Aim: To evaluate the clinic features of eosinophilic gastroenteritis and to examine the diagnosis, treatment, long-term outcome of this disease.
Methods: Charts with a diagnosis of eosinophilic gastroenteritis from 1984 to 2002 at Mackay Memorial Hospital were reviewed retrospectively. There were 15 patients diagnosed with eosinophilic gastroenteritis. The diagnosis was established in 13 by histologic evaluation of endoscopic biopsy or operative specimen and in 2 by radiologic imaging and the presence of eosinophilic ascites.

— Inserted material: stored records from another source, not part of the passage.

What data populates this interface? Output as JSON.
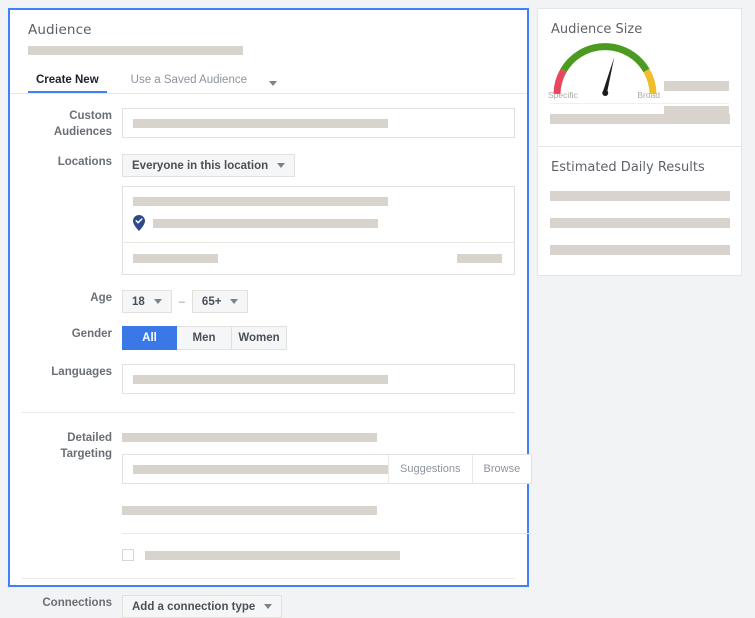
{
  "colors": {
    "accent_blue": "#4080ff",
    "selected_blue": "#3b78e7",
    "redact_gray": "#d8d4cd",
    "page_bg": "#f2f3f5",
    "gauge_red": "#e8455f",
    "gauge_green": "#4a9b1f",
    "gauge_yellow": "#f0bd2c",
    "pin_blue": "#2e4a8c"
  },
  "audience_panel": {
    "title": "Audience",
    "tabs": [
      {
        "label": "Create New",
        "active": true
      },
      {
        "label": "Use a Saved Audience",
        "active": false
      }
    ],
    "saved_audience_caret": "chevron-down-icon",
    "rows": {
      "custom_audiences": {
        "label": "Custom Audiences"
      },
      "locations": {
        "label": "Locations",
        "dropdown_value": "Everyone in this location",
        "pin_icon": "map-pin-check-icon"
      },
      "age": {
        "label": "Age",
        "min_value": "18",
        "max_value": "65+",
        "separator": "–"
      },
      "gender": {
        "label": "Gender",
        "options": [
          {
            "label": "All",
            "selected": true
          },
          {
            "label": "Men",
            "selected": false
          },
          {
            "label": "Women",
            "selected": false
          }
        ]
      },
      "languages": {
        "label": "Languages"
      },
      "detailed_targeting": {
        "label": "Detailed Targeting",
        "suggestions_label": "Suggestions",
        "browse_label": "Browse"
      },
      "connections": {
        "label": "Connections",
        "dropdown_value": "Add a connection type"
      }
    }
  },
  "audience_size_card": {
    "title": "Audience Size",
    "gauge": {
      "left_label": "Specific",
      "right_label": "Broad",
      "needle_angle_deg": 15
    }
  },
  "daily_results_card": {
    "title": "Estimated Daily Results"
  }
}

Results: All the patients had gastrointestinal symptoms and 12 (80%) had hypereosinophilia (absolute eosinophil count 1,008 to 31,360/cm3). The most common symptoms were abdominal pain and diarrhea. Five of the 15 patients had a history of allergy. Seven patients had involvement of the mucosa, 2 of muscularis, and 6 of subserosa. One with a history of seafood allergy was successfully treated with an elimination diet. Another patient improved spontaneously after fasted for several days. The remaining 13 patients were treated with oral prednisolone, 10 to 40 mg/day initially, which was then tapered. The symptoms in all the patients subsided within two weeks. Eleven of the 15 patients were followed up for more than 12 months (12 to 104 months, mean 48.7), of whom 5 had relapses after discontinuing steroids (13 episodes). Two of these patients required long-term maintenance oral prednisolone (5 to 10 mg/day).
Conclusion: Eosinophilic gastroenteritis is a rare condition of unclear etiology characterized by relapses and remissions. Short courses of corticosteroids are the mainstay of treatment, although some patients with relapsing disease require long-term low-dose steroids.